Ny. Zemira lantas tersenyum mendengar jawaban menantu keduanya itu.

"Bagaimana klien baru kita?" tanya Ny. Zemira.

"Semuanya berjalan dengan lancar ibu, seluruh perjanjian sudah disepakati dan proyeknya akan dimulai besok."

"Bagus sekali, kali ini kamu berperan sangat penting untuk proyek ini."

"Tidak ibu, Bunga dan Raya lah yang berperan sangat penting untuk proyek ini, jika mereka tidak berteman dengan pemilik salon dan spa yang sering mereka datangi, tidak mungkin saya akan bermitra dengan klien baru kita ini yang tidak lain adalah suami pemilik salon dan spa itu."

"Ibu senang jika keluarga ini saling bekerja sama dan saling melengkapi."

Kevlar lantas terkekeh, sedangkan Ny. Zemira hanya tersenyum.

"Kevlar, ada satu hal yang ingin ibu katakan padamu," ucap Ny. Zemira.

"Soal apa, bu?" tanya Kevlar.

"Ibu telah memikirkan hal ini beberapa minggu belakangan ini."

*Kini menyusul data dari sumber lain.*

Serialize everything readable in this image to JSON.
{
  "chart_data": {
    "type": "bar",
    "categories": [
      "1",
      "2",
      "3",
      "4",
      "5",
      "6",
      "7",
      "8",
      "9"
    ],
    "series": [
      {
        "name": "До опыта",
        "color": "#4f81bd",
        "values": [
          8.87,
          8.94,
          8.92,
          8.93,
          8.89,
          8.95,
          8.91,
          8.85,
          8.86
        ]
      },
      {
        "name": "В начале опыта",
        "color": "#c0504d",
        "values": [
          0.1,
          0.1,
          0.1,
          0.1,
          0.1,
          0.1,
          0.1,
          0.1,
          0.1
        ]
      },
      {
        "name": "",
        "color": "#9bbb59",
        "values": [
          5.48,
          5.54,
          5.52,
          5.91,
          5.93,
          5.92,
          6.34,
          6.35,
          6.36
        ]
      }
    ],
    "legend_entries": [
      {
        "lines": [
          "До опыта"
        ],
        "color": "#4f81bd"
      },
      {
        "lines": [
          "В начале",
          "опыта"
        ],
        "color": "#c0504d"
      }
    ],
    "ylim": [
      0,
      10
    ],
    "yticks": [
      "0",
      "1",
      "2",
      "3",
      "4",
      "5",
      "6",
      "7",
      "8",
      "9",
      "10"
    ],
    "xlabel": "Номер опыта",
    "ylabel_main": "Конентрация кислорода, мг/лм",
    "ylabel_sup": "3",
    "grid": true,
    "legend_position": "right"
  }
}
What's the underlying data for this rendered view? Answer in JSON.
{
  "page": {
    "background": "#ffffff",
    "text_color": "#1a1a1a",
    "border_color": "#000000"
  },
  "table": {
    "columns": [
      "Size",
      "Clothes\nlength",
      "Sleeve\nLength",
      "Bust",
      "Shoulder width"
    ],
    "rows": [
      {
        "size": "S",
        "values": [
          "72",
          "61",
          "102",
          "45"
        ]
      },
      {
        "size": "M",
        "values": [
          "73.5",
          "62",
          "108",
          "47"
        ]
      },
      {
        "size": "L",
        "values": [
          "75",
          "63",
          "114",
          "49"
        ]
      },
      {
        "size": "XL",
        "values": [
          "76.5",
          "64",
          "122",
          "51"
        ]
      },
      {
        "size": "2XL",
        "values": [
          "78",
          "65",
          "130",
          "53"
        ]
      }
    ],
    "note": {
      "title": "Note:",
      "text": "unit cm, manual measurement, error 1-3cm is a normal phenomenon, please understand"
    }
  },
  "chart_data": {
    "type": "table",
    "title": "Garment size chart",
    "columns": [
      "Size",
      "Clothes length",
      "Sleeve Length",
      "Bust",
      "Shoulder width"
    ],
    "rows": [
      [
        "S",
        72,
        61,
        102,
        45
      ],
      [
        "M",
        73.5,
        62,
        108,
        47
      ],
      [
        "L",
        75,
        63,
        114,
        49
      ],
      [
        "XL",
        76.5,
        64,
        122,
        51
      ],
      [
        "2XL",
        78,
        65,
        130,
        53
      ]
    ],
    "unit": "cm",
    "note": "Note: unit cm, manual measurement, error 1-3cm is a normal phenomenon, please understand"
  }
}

"Lima tahun ibu memegang kendali penuh atas keluarga ini dan bisnis yang tadinya dijalankan oleh ayah mertuamu. Semua anggota keluarga ini tahu kenapa ibu mengambil alih hakmu. Saat itu ibu hanya kurang setuju dengan keputusan Farzin untuk memberikan kendali atas bisnis dan keluarga ini padamu karena ibu belum percaya padamu, jadi ibu mengambil alih hakmu itu. Dan lima tahun belakangan ini, ibu melihat kinerjamu yang selalu bagus dan sangat baik, pada akhirnya ibu mengerti kenapa Farzin ingin menyerahkan segalanya padamu. Jadi, ibu rasa, setelah proyek yang kau jalani bersama klien baru kita selesai dengan baik, ibu akan mengembalikan hak itu padamu lagi," lanjut Ny. Zemira.

Kevlar sontak saja tersenyum lebar mendengar ucapan Ny. Zemira itu.

'Inilah saat yang paling kutunggu selama aku menikah dengan Bunga. Akhirnya aku akan berkuasa. Kesabaranku akhirnya membuahkan hasil. Ayah, ibu, pengasingan yang kalian lakukan padaku, justru berbuah manis untukku, humph! Terima kasih,' batin Kevlar.